A Respectable Tacoma Halloween
Trick-or-treating for candy began in the 1920s, but parties for children and adults were more popular in weeks close to holidays. Early parties often included divination games. There is a long history of fortune-telling made by young women to playfully determine the identity or profession of their future husband (or if they would marry at all). This included jumping over candles or bowls of water, popping nuts into the fire, or even peeling apples. Later games focused on the now familiar Halloween symbols. In 1949, the Tacoma News Tribune published a collection of children’s holiday games that included “Cat Scream”, “Witch Stocking”, and “Goblin Relay Race”, along with instructions on how to create a “chamber of horrors” tunnel.
The party was not particularly commercial in those early years. Pumpkins and food were the main sellers. Customers could find sweet cider, red apples, popcorn and chestnuts at the Pacific Fruit Company on Pacific Avenue in 1897 or buy penuche and fudge at the Rhodes Brothers department store in 1906. National brand candies had not yet become popular. Pumpkins were also a favorite purchase, both for pies and decorations. The arrival of country pumpkins in city markets was cause for celebration. The 11th and D Street Public Market created a festive scene on Halloween night in 1909 when Japanese farmers decorated their rented stalls with pumpkins.
Halloween in later years
Celebrations of the holiday were simpler during the Great Depression of the 1930s, but took on particular significance during World War II. South Tacoma USO
held Halloween parties for soldiers while Mayor Harry Cain urged people to have a “patriotic” Halloween in 1942. And, Police Chief Tom Ross added, “for victory’s sake , leave the junk heaps alone” rather than vandalize them.

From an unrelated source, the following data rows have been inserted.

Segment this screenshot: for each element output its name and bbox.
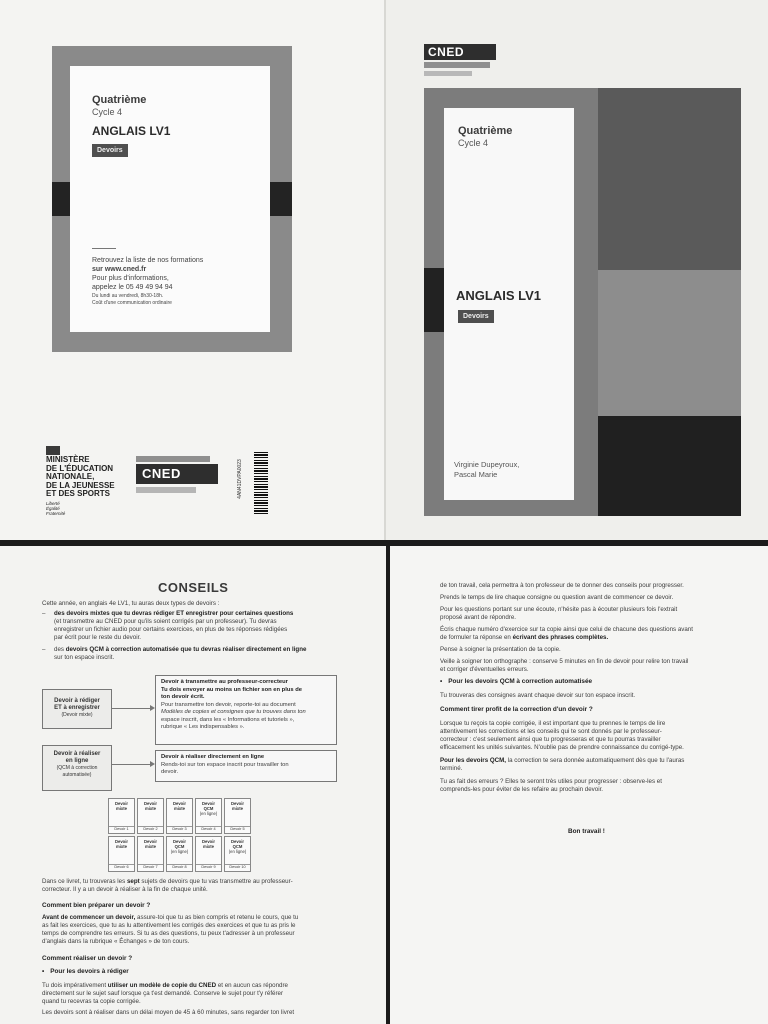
cell-title: Devoir <box>114 839 129 844</box>
box-text: espace inscrit, dans les « Informations et tutoriels », <box>161 716 295 723</box>
logo-stripe <box>136 487 196 493</box>
ministry-line: DE L'ÉDUCATION <box>46 463 114 473</box>
box-text: Modèles de copies et consignes que tu trouves dans ton <box>161 709 306 715</box>
devoir-grid <box>108 798 258 878</box>
devoir-grid-cell <box>166 798 193 834</box>
info-line: appelez le 05 49 49 94 94 <box>92 284 173 291</box>
cell-title: Devoir <box>201 801 216 806</box>
text: Pour les questions portant sur une écoute, n'hésite pas à écouter plusieurs fois l'extrait <box>440 606 678 613</box>
text: Tu as fait des erreurs ? Elles te seront très utiles pour progresser : observe-les et <box>440 778 662 785</box>
cell-label: Devoir 9 <box>196 864 221 870</box>
motto-line: Égalité <box>46 505 60 511</box>
paragraph <box>440 626 760 642</box>
cover-black-band <box>424 268 444 332</box>
box-devoir-qcm <box>42 745 112 791</box>
cover-black-block <box>598 416 741 516</box>
subject-title: ANGLAIS LV1 <box>456 288 541 303</box>
page-title: CONSEILS <box>158 580 229 595</box>
devoir-grid-cell <box>137 836 164 872</box>
front-cover-page <box>384 0 768 540</box>
box-devoir-mixte <box>42 689 112 729</box>
box-sub: automatisée) <box>62 772 92 778</box>
cell-label: Devoir 5 <box>225 826 250 832</box>
box-en-ligne <box>155 750 337 782</box>
cell-type: mixte <box>232 806 243 811</box>
back-cover-page <box>0 0 384 540</box>
text: temps de comprendre tes erreurs. Si tu as des questions, tu peux t'adresser à un professeur <box>42 930 295 937</box>
page-gap <box>386 546 390 1024</box>
cned-logo: CNED <box>424 44 496 60</box>
box-sub: (Devoir mixte) <box>61 712 93 718</box>
text: as fait les exercices, que tu as lu attentivement les corrigés des exercices et que tu as pris le <box>42 922 296 929</box>
paragraph-prepare <box>42 914 372 946</box>
box-title: Devoir à rédiger <box>54 698 100 704</box>
conseils-page <box>0 546 386 1024</box>
text-bold: Pour les devoirs QCM, <box>440 757 507 764</box>
cell-type: mixte <box>145 844 156 849</box>
info-line: Pour plus d'informations, <box>92 275 169 282</box>
box-text: devoir. <box>161 769 179 775</box>
text: assure-toi que tu as bien compris et retenu le cours, que tu <box>135 914 299 921</box>
cycle-label: Cycle 4 <box>458 138 489 148</box>
logo-stripe <box>424 71 472 76</box>
text-bold: sept <box>126 878 140 885</box>
text: Les devoirs sont à réaliser dans un délai moyen de 45 à 60 minutes, sans regarder ton livret <box>42 1009 295 1016</box>
cell-title: Devoir <box>172 801 187 806</box>
paragraph <box>440 658 760 674</box>
cover-light-block <box>598 270 741 416</box>
devoir-grid-cell <box>166 836 193 872</box>
bullet-text: enregistrer un fichier audio pour certains exercices, en plus de tes réponses rédigées <box>54 626 288 633</box>
text: Lorsque tu reçois ta copie corrigée, il est important que tu prennes le temps de lire <box>440 720 666 727</box>
bullet-bold: des devoirs mixtes que tu devras rédiger ET enregistrer pour certaines questions <box>54 610 294 617</box>
text: d'anglais dans la rubrique « Échanges » de ton cours. <box>42 938 190 945</box>
text: efficacement les unités suivantes. N'oublie pas de prendre connaissance du corrigé-type. <box>440 744 684 751</box>
cell-note: (en ligne) <box>228 849 247 854</box>
subject-title: ANGLAIS LV1 <box>92 124 171 138</box>
cell-type: mixte <box>116 844 127 849</box>
paragraph-realiser <box>42 982 372 1017</box>
hours-line: Du lundi au vendredi, 8h30-18h. <box>92 293 164 299</box>
text: Pour les devoirs à rédiger <box>50 968 129 975</box>
text: et corriger d'éventuelles erreurs. <box>440 666 529 673</box>
bullet-heading: • Pour les devoirs à rédiger <box>42 968 129 975</box>
text: Veille à soigner ton orthographe : conserve 5 minutes en fin de devoir pour relire ton travail <box>440 658 689 665</box>
ministry-logo <box>46 456 115 516</box>
devoir-grid-cell <box>195 836 222 872</box>
text-bold: écrivant des phrases complètes. <box>512 634 609 641</box>
text: sujets de devoirs que tu vas transmettre au professeur- <box>139 878 293 885</box>
paragraph: Prends le temps de lire chaque consigne ou question avant de commencer ce devoir. <box>440 594 674 601</box>
cover-dark-block <box>598 88 741 270</box>
closing-line: Bon travail ! <box>568 828 605 835</box>
ministry-line: NATIONALE, <box>46 472 95 481</box>
cell-label: Devoir 7 <box>138 864 163 870</box>
text: de formuler ta réponse en <box>440 634 513 641</box>
cell-type: QCM <box>232 844 243 849</box>
box-bold: ton devoir écrit. <box>161 694 205 700</box>
bullet-text: (et transmettre au CNED pour qu'ils soient corrigés par un professeur). Tu devras <box>54 618 277 625</box>
page-gap <box>0 540 768 546</box>
cell-type: QCM <box>174 844 185 849</box>
text: correcteur : c'est seulement ainsi que tu progresseras et que tu pourras travailler <box>440 736 661 743</box>
devoir-grid-cell <box>224 798 251 834</box>
devoir-grid-cell <box>137 798 164 834</box>
cell-label: Devoir 2 <box>138 826 163 832</box>
motto <box>46 501 115 516</box>
cell-label: Devoir 10 <box>225 864 250 870</box>
box-sub: (QCM à correction <box>56 765 98 771</box>
author-block <box>454 460 519 480</box>
text: Dans ce livret, tu trouveras les <box>42 878 127 885</box>
box-bold: Tu dois envoyer au moins un fichier son en plus de <box>161 686 302 693</box>
advice-page <box>390 546 768 1024</box>
cycle-label: Cycle 4 <box>92 107 123 117</box>
cell-title: Devoir <box>143 801 158 806</box>
page-seam <box>384 0 386 540</box>
cell-title: Devoir <box>201 839 216 844</box>
cell-title: Devoir <box>143 839 158 844</box>
text: et en aucun cas répondre <box>216 982 288 989</box>
devoir-grid-cell <box>108 836 135 872</box>
bullet-item: – des devoirs mixtes que tu devras rédiger ET enregistrer pour certaines questions (et transmettre au CNED pour qu'ils soient corrigés par un professeur). Tu devras enregistrer un fichier audio pour certains exercices, en plus de tes réponses rédigées par écrit pour le reste du devoir. – des devoirs QCM à correction automatisée que tu devras réaliser directement en ligne sur ton espace inscrit. <box>42 610 307 661</box>
section-heading: Comment réaliser un devoir ? <box>42 955 133 962</box>
cell-type: QCM <box>203 806 214 811</box>
cell-title: Devoir <box>230 801 245 806</box>
paragraph <box>440 606 760 622</box>
bullet-text: sur ton espace inscrit. <box>54 654 115 661</box>
text: Écris chaque numéro d'exercice sur ta copie ainsi que celui de chacune des questions avant <box>440 626 693 633</box>
info-line: Retrouvez la liste de nos formations <box>92 257 204 264</box>
bullet-heading: • Pour les devoirs QCM à correction automatisée <box>440 678 593 685</box>
text: correcteur. Il y a un devoir à réaliser à la fin de chaque unité. <box>42 886 208 893</box>
cell-type: mixte <box>174 806 185 811</box>
intro-paragraph: Cette année, en anglais 4e LV1, tu auras deux types de devoirs : <box>42 600 220 607</box>
logo-stripe <box>424 62 490 68</box>
cell-title: Devoir <box>114 801 129 806</box>
box-text: rubrique « Les indispensables ». <box>161 724 245 730</box>
text: Pour les devoirs QCM à correction automatisée <box>448 678 593 685</box>
paragraph <box>440 778 760 794</box>
box-title: ET à enregistrer <box>54 705 100 711</box>
cned-logo: CNED <box>136 464 218 484</box>
arrow-connector <box>111 764 153 765</box>
cell-label: Devoir 3 <box>167 826 192 832</box>
text: proposé avant de répondre. <box>440 614 517 621</box>
cell-label: Devoir 6 <box>109 864 134 870</box>
box-text: Rends-toi sur ton espace inscrit pour travailler ton <box>161 761 289 768</box>
cell-type: mixte <box>203 844 214 849</box>
paragraph: de ton travail, cela permettra à ton professeur de te donner des conseils pour progresser. <box>440 582 684 589</box>
cell-label: Devoir 4 <box>196 826 221 832</box>
info-line: sur www.cned.fr <box>92 266 147 273</box>
barcode <box>254 452 268 514</box>
text: directement sur le sujet sauf lorsque ça t'est demandé. Conserve le sujet pour t'y référer <box>42 990 284 997</box>
bullet-text: par écrit pour le reste du devoir. <box>54 634 142 641</box>
text: terminé. <box>440 765 463 772</box>
logo-stripe <box>136 456 210 462</box>
box-title: Devoir à réaliser <box>53 751 101 757</box>
text-bold: Avant de commencer un devoir, <box>42 914 136 921</box>
paragraph <box>440 720 760 752</box>
cell-label: Devoir 8 <box>167 864 192 870</box>
box-heading: Devoir à réaliser directement en ligne <box>161 754 265 760</box>
text: quand tu recevras ta copie corrigée. <box>42 998 141 1005</box>
devoir-grid-cell <box>108 798 135 834</box>
text: comprends-les pour éviter de les refaire au prochain devoir. <box>440 786 604 793</box>
box-text: Pour transmettre ton devoir, reporte-toi au document <box>161 701 296 708</box>
arrow-connector <box>111 708 153 709</box>
cell-type: mixte <box>145 806 156 811</box>
cell-note: (en ligne) <box>170 849 189 854</box>
info-divider <box>92 248 116 249</box>
box-title: en ligne <box>65 758 89 764</box>
section-heading: Comment bien préparer un devoir ? <box>42 902 151 909</box>
marianne-icon <box>46 446 60 455</box>
motto-line: Liberté <box>46 500 60 506</box>
section-heading: Comment tirer profit de la correction d'un devoir ? <box>440 706 593 713</box>
advice-text <box>440 582 760 794</box>
bullet-text: des <box>54 646 66 653</box>
author-name: Pascal Marie <box>454 470 498 479</box>
level-title: Quatrième <box>92 94 147 106</box>
box-heading: Devoir à transmettre au professeur-correcteur <box>161 679 288 685</box>
paragraph <box>440 757 760 773</box>
motto-line: Fraternité <box>46 510 66 516</box>
ministry-line: DE LA JEUNESSE <box>46 480 115 490</box>
text: attentivement les corrections et les conseils qui te sont donnés par le professeur- <box>440 728 662 735</box>
paragraph: Tu trouveras des consignes avant chaque devoir sur ton espace inscrit. <box>440 692 636 699</box>
box-transmettre <box>155 675 337 745</box>
author-name: Virginie Dupeyroux, <box>454 460 520 469</box>
devoir-grid-cell <box>224 836 251 872</box>
front-white-panel <box>444 108 574 500</box>
cell-type: mixte <box>116 806 127 811</box>
paragraph-after-grid <box>42 878 362 894</box>
text-bold: utiliser un modèle de copie du CNED <box>107 982 217 989</box>
info-block <box>92 256 262 307</box>
ministry-line: MINISTÈRE <box>46 455 90 464</box>
barcode-text: 4AN41DVPA0023 <box>237 459 243 499</box>
cell-note: (en ligne) <box>199 811 218 816</box>
cost-line: Coût d'une communication ordinaire <box>92 300 172 306</box>
devoirs-badge: Devoirs <box>92 144 128 157</box>
paragraph: Pense à soigner la présentation de ta copie. <box>440 646 561 653</box>
text: la correction te sera donnée automatiquement dès que tu l'auras <box>506 757 685 764</box>
bullet-bold: devoirs QCM à correction automatisée que tu devras réaliser directement en ligne <box>65 646 307 653</box>
cell-title: Devoir <box>172 839 187 844</box>
devoirs-badge: Devoirs <box>458 310 494 323</box>
ministry-line: ET DES SPORTS <box>46 489 111 498</box>
text: Tu dois impérativement <box>42 982 108 989</box>
cell-label: Devoir 1 <box>109 826 134 832</box>
level-title: Quatrième <box>458 125 513 137</box>
cell-title: Devoir <box>230 839 245 844</box>
devoir-grid-cell <box>195 798 222 834</box>
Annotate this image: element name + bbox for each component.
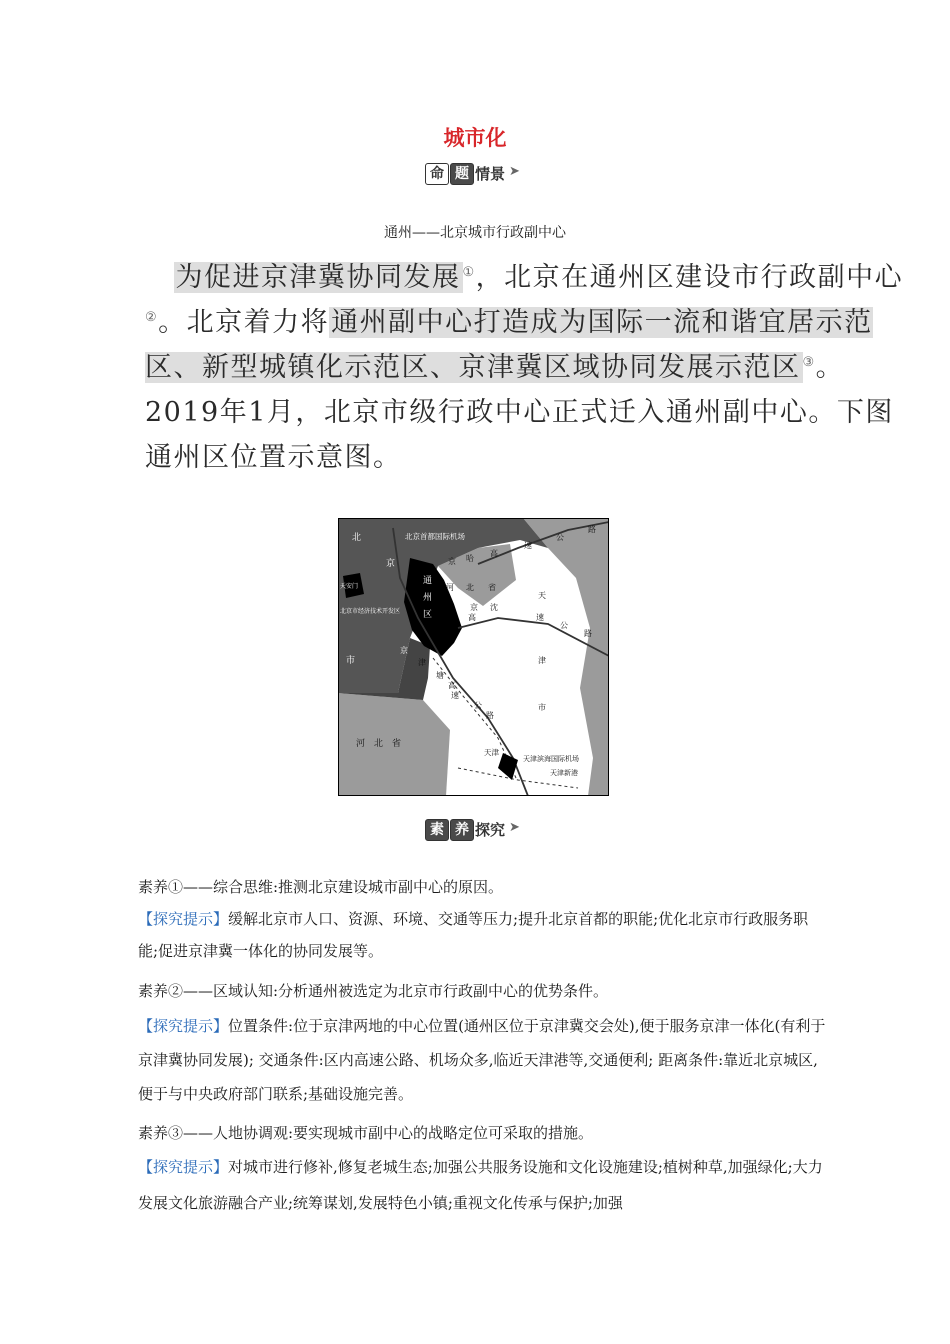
label-hebei-small-2: 北 — [466, 583, 474, 592]
answer-2-text: 位置条件:位于京津两地的中心位置(通州区位于京津冀交会处),便于服务京津一体化(有利于京津冀协同发展); 交通条件:区内高速公路、机场众多,临近天津港等,交通便利; 距离条件:靠近北京城区,便于与中央政府部门联系;基础设施完善。 — [138, 1017, 826, 1103]
label-sudu-mid-3: 路 — [584, 629, 592, 638]
label-tianjin: 天津 — [484, 748, 499, 757]
footnote-3: ③ — [802, 355, 816, 370]
label-jingha-3: 高 — [490, 549, 498, 558]
text-3: 。2019年1月，北京市级行政中心正式迁入通州副中心。下图通州区位置示意图。 — [145, 352, 894, 473]
label-zhou: 州 — [423, 593, 433, 603]
badge2-char-2: 养 — [450, 819, 474, 841]
answer-3-text: 对城市进行修补,修复老城生态;加强公共服务设施和文化设施建设;植树种草,加强绿化;大力发展文化旅游融合产业;统筹谋划,发展特色小镇;重视文化传承与保护;加强 — [138, 1158, 823, 1212]
label-sudu-mid-2: 公 — [560, 621, 568, 630]
label-tianjin-shi-1: 天 — [538, 591, 546, 600]
answer-1-text: 缓解北京市人口、资源、环境、交通等压力;提升北京首都的职能;优化北京市行政服务职能;促进京津冀一体化的协同发展等。 — [138, 910, 809, 960]
inquiry-badge — [425, 818, 525, 842]
tip-label-2: 【探究提示】 — [138, 1017, 229, 1035]
label-tianjin-shi-2: 津 — [538, 656, 546, 665]
badge-char-2: 题 — [450, 163, 474, 185]
label-yizhuang: 北京市经济技术开发区 — [340, 608, 401, 615]
footnote-1: ① — [462, 265, 476, 280]
label-sudu-top-2: 公 — [556, 533, 564, 542]
badge-char-1: 命 — [425, 163, 449, 185]
label-jingjintang-7: 路 — [486, 711, 494, 720]
question-3: 素养③——人地协调观:要实现城市副中心的战略定位可采取的措施。 — [138, 1124, 594, 1142]
label-jingjintang-2: 津 — [418, 658, 426, 667]
scenario-badge — [425, 162, 525, 186]
highlight-1: 为促进京津冀协同发展 — [175, 262, 461, 293]
indent — [145, 262, 174, 293]
badge2-char-1: 素 — [425, 819, 449, 841]
label-shi: 市 — [346, 656, 356, 666]
label-hebei-small-3: 省 — [488, 583, 496, 592]
label-sudu-mid-1: 速 — [536, 613, 544, 622]
chevron-right-icon: ➤ — [509, 164, 520, 179]
scenario-text — [145, 255, 905, 480]
label-tong: 通 — [423, 576, 433, 586]
highlight-2: 通州副中心打造成为国际一流和谐宜居示范区、新型城镇化示范区、京津冀区域协同发展示范区 — [145, 307, 873, 383]
label-shoudu-airport: 北京首都国际机场 — [405, 532, 465, 541]
label-jingjintang-3: 塘 — [436, 671, 444, 680]
label-jingshen-2: 沈 — [490, 603, 498, 612]
text-1: ，北京在通州区建设市行政副中心 — [475, 262, 904, 293]
section-subtitle: 通州——北京城市行政副中心 — [384, 225, 566, 241]
label-hebei-small-1: 河 — [446, 583, 454, 592]
text-2: 。北京着力将 — [158, 307, 330, 338]
chevron-right-icon: ➤ — [509, 820, 520, 835]
tip-label-1: 【探究提示】 — [138, 910, 229, 928]
label-qu: 区 — [423, 610, 433, 620]
label-binhai-airport: 天津滨海国际机场 — [523, 755, 579, 763]
label-sudu-top-1: 速 — [524, 541, 532, 550]
answer-2 — [138, 1009, 828, 1111]
label-jing: 京 — [386, 559, 396, 569]
tip-label-3: 【探究提示】 — [138, 1158, 229, 1176]
label-sudu-top-3: 路 — [588, 525, 596, 534]
label-jingha-2: 哈 — [466, 554, 474, 563]
label-jingha-1: 京 — [448, 557, 456, 566]
label-hebei-big: 河 北 省 — [356, 739, 402, 749]
badge-label: 情景 — [475, 165, 506, 183]
answer-1 — [138, 903, 828, 967]
label-bei: 北 — [352, 533, 362, 543]
label-jingjintang-4: 高 — [448, 681, 456, 690]
footnote-2: ② — [145, 310, 159, 325]
question-1: 素养①——综合思维:推测北京建设城市副中心的原因。 — [138, 878, 504, 896]
tongzhou-location-map — [338, 518, 609, 796]
answer-3 — [138, 1149, 828, 1221]
page-title: 城市化 — [443, 126, 507, 150]
label-tianjin-shi-3: 市 — [538, 703, 546, 712]
label-jingjintang-5: 速 — [451, 691, 459, 700]
label-xingang: 天津新港 — [550, 769, 578, 777]
label-jingshen-1: 京 — [470, 603, 478, 612]
label-jingjintang-6: 公 — [474, 701, 482, 710]
question-2: 素养②——区域认知:分析通州被选定为北京市行政副中心的优势条件。 — [138, 982, 609, 1000]
badge2-label: 探究 — [475, 821, 506, 839]
label-jingshen-3: 高 — [468, 613, 476, 622]
label-tiananmen: 天安门 — [340, 583, 359, 590]
label-jingjintang-1: 京 — [400, 646, 408, 655]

Everyone was told to stay home that year, lest enemy agents take advantage of the situation to commit sabotage. Their message seemed effective and it was celebrated as the most orderly Halloween in the town’s history.
The post-World War II baby boom increased the holiday’s focus on children. Schools frequently held Halloween parties and carnivals. The Lowell Elementary School PTA held a big romp in 1947, complete with a costume contest and divination. They sold soft drinks and snacks at the event. Leaders and teachers saw parties and structured activities as a way to keep children safe from harm during the holidays. For example, in 1953, the Youth Guidance Division of the police held a citywide dance at the Tacoma Armory. That same year, the city center Tacoma Kiwani APE club, Tacoma School District and Metropolitan Parks sponsored a Halloween art contest, organizing groups of students to paint store windows with festive designs.
Celebrate in style
Shops increasingly catered to cheaters with Halloween costumes and decorations. Bakeries promoted donuts as ideal favors. Other bakery options were available for the holidays. People could pick up Van de Kamp’s elaborately iced Halloween-themed cakes or buy sugar cookies on sticks iced to look like pumpkins at Manning’s. Or they could try cooking a recipe from Gaynor Maddox’s “Eat Well for Less” column in the local newspaper. Popcorn balls and cookies were favorite Halloween treats.
Halloween remains a popular holiday today, enjoyed by many people. From sleight of hand to parties or whatever you choose to celebrate, we wish you a Happy Halloween!